The new forms of tyranny are expressed in a new world ideological context horizontally integrated – at the base – from a group of isolated individuals. They act alone, or in small groups, in networks that do not necessarily respond to their “class instincts”: their movements also mimic a set of vertical stimuli, “from outside” their original classes, which are manufactured in series by global bandits. like Steve Bannon.
The difficulties of communication, both on the left – which is always more solidly democratic – and on the traditional non-fascist right, which has mainly contingent relations with democracy, are therefore based on this dilemma: their leading nuclei continue to formulate their political commands composed of narratives long, but everyday life takes over history every day, with short times, serial impulses, provisional moralities, rapidly spreading famines and evanescent affections.

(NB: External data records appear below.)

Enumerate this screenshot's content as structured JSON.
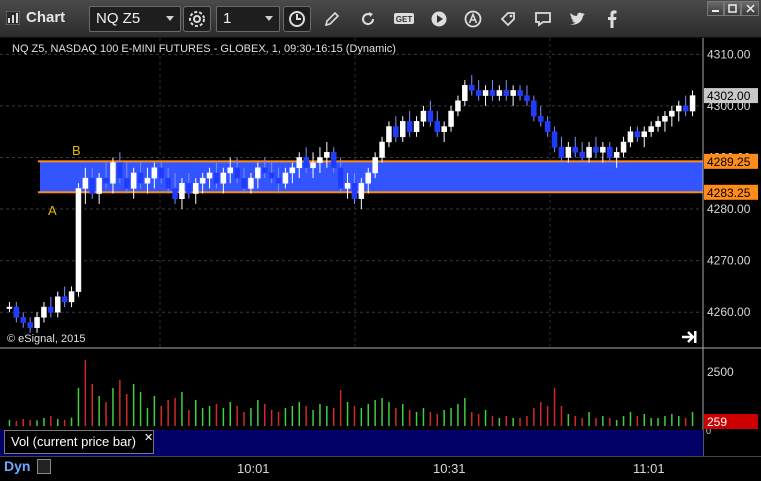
{
  "window": {
    "title": "Chart",
    "symbol": "NQ Z5",
    "interval": "1"
  },
  "toolbar_icons": [
    "settings-gear-icon",
    "clock-icon",
    "pencil-icon",
    "refresh-icon",
    "get-icon",
    "play-icon",
    "alert-a-icon",
    "tag-icon",
    "chat-icon",
    "twitter-icon",
    "facebook-icon"
  ],
  "window_controls": [
    "minimize-icon",
    "maximize-icon",
    "close-icon"
  ],
  "chart": {
    "header": "NQ Z5, NASDAQ 100 E-MINI FUTURES - GLOBEX, 1, 09:30-16:15 (Dynamic)",
    "copyright": "© eSignal, 2015",
    "price_ticks": [
      "4310.00",
      "4300.00",
      "4290.00",
      "4280.00",
      "4270.00",
      "4260.00"
    ],
    "last_price": "4302.00",
    "zone_high": "4289.25",
    "zone_low": "4283.25",
    "label_a": "A",
    "label_b": "B",
    "colors": {
      "up": "#ffffff",
      "down": "#1e3cff",
      "zone": "#3355ff",
      "zone_line": "#ff8c1a",
      "price_tag_bg": "#c8c8c8"
    }
  },
  "volume": {
    "label": "Vol (current price bar)",
    "tick": "2500",
    "zero_tick": "0",
    "current": "259",
    "colors": {
      "up": "#3fcf3f",
      "down": "#cf2a2a",
      "tag_bg": "#cc0000"
    }
  },
  "bottom": {
    "mode": "Dyn",
    "time_labels": [
      "10:01",
      "10:31",
      "11:01"
    ]
  },
  "chart_data": {
    "type": "candlestick",
    "ylim": [
      4255,
      4312
    ],
    "candles": [
      [
        4261,
        4262,
        4260,
        4261
      ],
      [
        4261,
        4262,
        4258,
        4259
      ],
      [
        4259,
        4260,
        4257,
        4258
      ],
      [
        4258,
        4259,
        4256,
        4257
      ],
      [
        4257,
        4260,
        4256,
        4259
      ],
      [
        4259,
        4262,
        4258,
        4261
      ],
      [
        4261,
        4263,
        4259,
        4260
      ],
      [
        4260,
        4264,
        4259,
        4263
      ],
      [
        4263,
        4265,
        4261,
        4262
      ],
      [
        4262,
        4265,
        4261,
        4264
      ],
      [
        4264,
        4285,
        4263,
        4284
      ],
      [
        4284,
        4288,
        4281,
        4286
      ],
      [
        4286,
        4288,
        4282,
        4283
      ],
      [
        4283,
        4287,
        4281,
        4286
      ],
      [
        4286,
        4289,
        4284,
        4285
      ],
      [
        4285,
        4290,
        4283,
        4289
      ],
      [
        4289,
        4291,
        4285,
        4286
      ],
      [
        4286,
        4289,
        4283,
        4284
      ],
      [
        4284,
        4288,
        4282,
        4287
      ],
      [
        4287,
        4289,
        4284,
        4285
      ],
      [
        4285,
        4288,
        4283,
        4286
      ],
      [
        4286,
        4289,
        4284,
        4288
      ],
      [
        4288,
        4289,
        4285,
        4286
      ],
      [
        4286,
        4288,
        4283,
        4284
      ],
      [
        4284,
        4287,
        4281,
        4282
      ],
      [
        4282,
        4286,
        4280,
        4285
      ],
      [
        4285,
        4287,
        4282,
        4283
      ],
      [
        4283,
        4286,
        4281,
        4285
      ],
      [
        4285,
        4287,
        4283,
        4286
      ],
      [
        4286,
        4288,
        4284,
        4287
      ],
      [
        4287,
        4289,
        4284,
        4285
      ],
      [
        4285,
        4288,
        4283,
        4287
      ],
      [
        4287,
        4290,
        4285,
        4288
      ],
      [
        4288,
        4290,
        4285,
        4286
      ],
      [
        4286,
        4288,
        4283,
        4284
      ],
      [
        4284,
        4287,
        4283,
        4286
      ],
      [
        4286,
        4289,
        4284,
        4288
      ],
      [
        4288,
        4290,
        4286,
        4287
      ],
      [
        4287,
        4289,
        4285,
        4286
      ],
      [
        4286,
        4288,
        4283,
        4285
      ],
      [
        4285,
        4288,
        4284,
        4287
      ],
      [
        4287,
        4289,
        4285,
        4288
      ],
      [
        4288,
        4291,
        4286,
        4290
      ],
      [
        4290,
        4292,
        4287,
        4288
      ],
      [
        4288,
        4291,
        4286,
        4289
      ],
      [
        4289,
        4292,
        4287,
        4290
      ],
      [
        4290,
        4293,
        4288,
        4291
      ],
      [
        4291,
        4292,
        4287,
        4288
      ],
      [
        4288,
        4290,
        4283,
        4284
      ],
      [
        4284,
        4287,
        4282,
        4285
      ],
      [
        4285,
        4287,
        4281,
        4282
      ],
      [
        4282,
        4286,
        4280,
        4285
      ],
      [
        4285,
        4288,
        4283,
        4287
      ],
      [
        4287,
        4291,
        4286,
        4290
      ],
      [
        4290,
        4294,
        4289,
        4293
      ],
      [
        4293,
        4297,
        4292,
        4296
      ],
      [
        4296,
        4298,
        4293,
        4294
      ],
      [
        4294,
        4298,
        4293,
        4297
      ],
      [
        4297,
        4299,
        4294,
        4295
      ],
      [
        4295,
        4298,
        4294,
        4297
      ],
      [
        4297,
        4300,
        4296,
        4299
      ],
      [
        4299,
        4301,
        4296,
        4297
      ],
      [
        4297,
        4299,
        4294,
        4295
      ],
      [
        4295,
        4297,
        4293,
        4296
      ],
      [
        4296,
        4300,
        4295,
        4299
      ],
      [
        4299,
        4302,
        4298,
        4301
      ],
      [
        4301,
        4305,
        4300,
        4304
      ],
      [
        4304,
        4306,
        4302,
        4303
      ],
      [
        4303,
        4305,
        4301,
        4302
      ],
      [
        4302,
        4304,
        4300,
        4303
      ],
      [
        4303,
        4305,
        4301,
        4302
      ],
      [
        4302,
        4304,
        4301,
        4303
      ],
      [
        4303,
        4305,
        4301,
        4302
      ],
      [
        4302,
        4304,
        4300,
        4303
      ],
      [
        4303,
        4304,
        4301,
        4302
      ],
      [
        4302,
        4304,
        4300,
        4301
      ],
      [
        4301,
        4302,
        4297,
        4298
      ],
      [
        4298,
        4300,
        4296,
        4297
      ],
      [
        4297,
        4298,
        4294,
        4295
      ],
      [
        4295,
        4296,
        4291,
        4292
      ],
      [
        4292,
        4294,
        4289,
        4290
      ],
      [
        4290,
        4293,
        4289,
        4292
      ],
      [
        4292,
        4294,
        4290,
        4291
      ],
      [
        4291,
        4293,
        4289,
        4290
      ],
      [
        4290,
        4293,
        4289,
        4292
      ],
      [
        4292,
        4294,
        4290,
        4291
      ],
      [
        4291,
        4293,
        4289,
        4292
      ],
      [
        4292,
        4293,
        4289,
        4290
      ],
      [
        4290,
        4292,
        4288,
        4291
      ],
      [
        4291,
        4294,
        4290,
        4293
      ],
      [
        4293,
        4296,
        4292,
        4295
      ],
      [
        4295,
        4296,
        4293,
        4294
      ],
      [
        4294,
        4296,
        4292,
        4295
      ],
      [
        4295,
        4297,
        4294,
        4296
      ],
      [
        4296,
        4298,
        4295,
        4297
      ],
      [
        4297,
        4299,
        4295,
        4298
      ],
      [
        4298,
        4300,
        4296,
        4299
      ],
      [
        4299,
        4301,
        4297,
        4300
      ],
      [
        4300,
        4302,
        4298,
        4299
      ],
      [
        4299,
        4303,
        4298,
        4302
      ]
    ],
    "volume": [
      [
        300,
        1
      ],
      [
        250,
        0
      ],
      [
        350,
        0
      ],
      [
        300,
        0
      ],
      [
        280,
        1
      ],
      [
        400,
        1
      ],
      [
        500,
        0
      ],
      [
        350,
        1
      ],
      [
        300,
        0
      ],
      [
        420,
        1
      ],
      [
        1900,
        1
      ],
      [
        3300,
        0
      ],
      [
        2100,
        0
      ],
      [
        1500,
        1
      ],
      [
        1200,
        0
      ],
      [
        1900,
        1
      ],
      [
        2300,
        0
      ],
      [
        1600,
        0
      ],
      [
        2100,
        1
      ],
      [
        1700,
        1
      ],
      [
        900,
        1
      ],
      [
        1500,
        1
      ],
      [
        1000,
        0
      ],
      [
        1300,
        0
      ],
      [
        1400,
        0
      ],
      [
        1700,
        1
      ],
      [
        800,
        0
      ],
      [
        1300,
        1
      ],
      [
        900,
        1
      ],
      [
        1000,
        1
      ],
      [
        1100,
        0
      ],
      [
        900,
        1
      ],
      [
        1200,
        1
      ],
      [
        1000,
        0
      ],
      [
        700,
        0
      ],
      [
        900,
        1
      ],
      [
        1300,
        1
      ],
      [
        1100,
        0
      ],
      [
        800,
        0
      ],
      [
        700,
        0
      ],
      [
        900,
        1
      ],
      [
        1000,
        1
      ],
      [
        1200,
        1
      ],
      [
        1000,
        0
      ],
      [
        800,
        1
      ],
      [
        1100,
        1
      ],
      [
        1000,
        1
      ],
      [
        900,
        0
      ],
      [
        1800,
        0
      ],
      [
        1200,
        1
      ],
      [
        1000,
        0
      ],
      [
        900,
        1
      ],
      [
        1100,
        1
      ],
      [
        1300,
        1
      ],
      [
        1400,
        1
      ],
      [
        1200,
        1
      ],
      [
        900,
        0
      ],
      [
        1100,
        1
      ],
      [
        800,
        0
      ],
      [
        700,
        1
      ],
      [
        900,
        1
      ],
      [
        700,
        0
      ],
      [
        600,
        0
      ],
      [
        800,
        1
      ],
      [
        900,
        1
      ],
      [
        1100,
        1
      ],
      [
        1400,
        1
      ],
      [
        700,
        0
      ],
      [
        600,
        0
      ],
      [
        800,
        1
      ],
      [
        500,
        0
      ],
      [
        400,
        1
      ],
      [
        500,
        0
      ],
      [
        400,
        1
      ],
      [
        400,
        0
      ],
      [
        500,
        0
      ],
      [
        900,
        0
      ],
      [
        1200,
        0
      ],
      [
        1000,
        0
      ],
      [
        1900,
        0
      ],
      [
        1000,
        0
      ],
      [
        600,
        1
      ],
      [
        500,
        0
      ],
      [
        400,
        0
      ],
      [
        700,
        1
      ],
      [
        400,
        0
      ],
      [
        500,
        1
      ],
      [
        400,
        0
      ],
      [
        300,
        1
      ],
      [
        500,
        1
      ],
      [
        700,
        1
      ],
      [
        500,
        0
      ],
      [
        600,
        1
      ],
      [
        400,
        1
      ],
      [
        400,
        1
      ],
      [
        500,
        1
      ],
      [
        600,
        1
      ],
      [
        500,
        1
      ],
      [
        400,
        0
      ],
      [
        700,
        1
      ]
    ]
  }
}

These communication difficulties to exercise political command, in the current stage of the crisis, are faced differently by the two main national political leaders: one representing the rubble of the Enlightenment unconscious precariously acquired in our short democratic periods; another representing the maximum social-democratic awareness acquired in the same period of political democracy.
Life is provisional and the drive of the market is permanent, like the crisis itself, sometimes fused in the inherited poverty of deformed social democracy, sometimes in the coldness of the impotent republic. Therefore, when Bolsonaro cruelly imitates the shortness of breath of those who are preparing to die, Lula speaks of the endemic hunger that spreads in the present time; when Bolsonaro snarls that torturing is necessary, Lula speaks of compassion and celebrates the light with the waste collectors that the market marginalizes; when Bolsonaro celebrates the present, as if the perpetuation of hatred was guaranteed, Lula speaks of the social cohesion of the past through the three meals of the day.
In the part of the article where the author addresses “Insecurity, precariousness and fear, the subject reduced to an individual and welcomed by the masses”, the author makes an important point: the profoundly human meaning of “cohesion based on shared fears, hatreds and resentments (through which) affectively united (they) manage to confer some stability to existence, which they feel is evaporating due to a freedom that, imposed according to the neoliberal primer, is more equivalent to helplessness”.
Perhaps when the left as a whole understands that these elections will be decided by the mass of the helpless – treated like cattle in the pandemic that still awaits us – we will be able to compose a unit, not only in resistance, but to govern, responding to the strong and short messages of those who do not breathe, either because of the virus or because of hunger. Let's remember that Bolsonaro, with all his insanity, vocation for lies and hate messages, is still heard by 40% of the population. Most of them “helpless” he created himself, helped by the “gentlemen” of the difficult choice.
*Tarsus in law he was Governor of the State of Rio Grande do Sul, Mayor of Porto Alegre, Minister of Justice, Minister of Education and Minister of Institutional Relations in Brazil.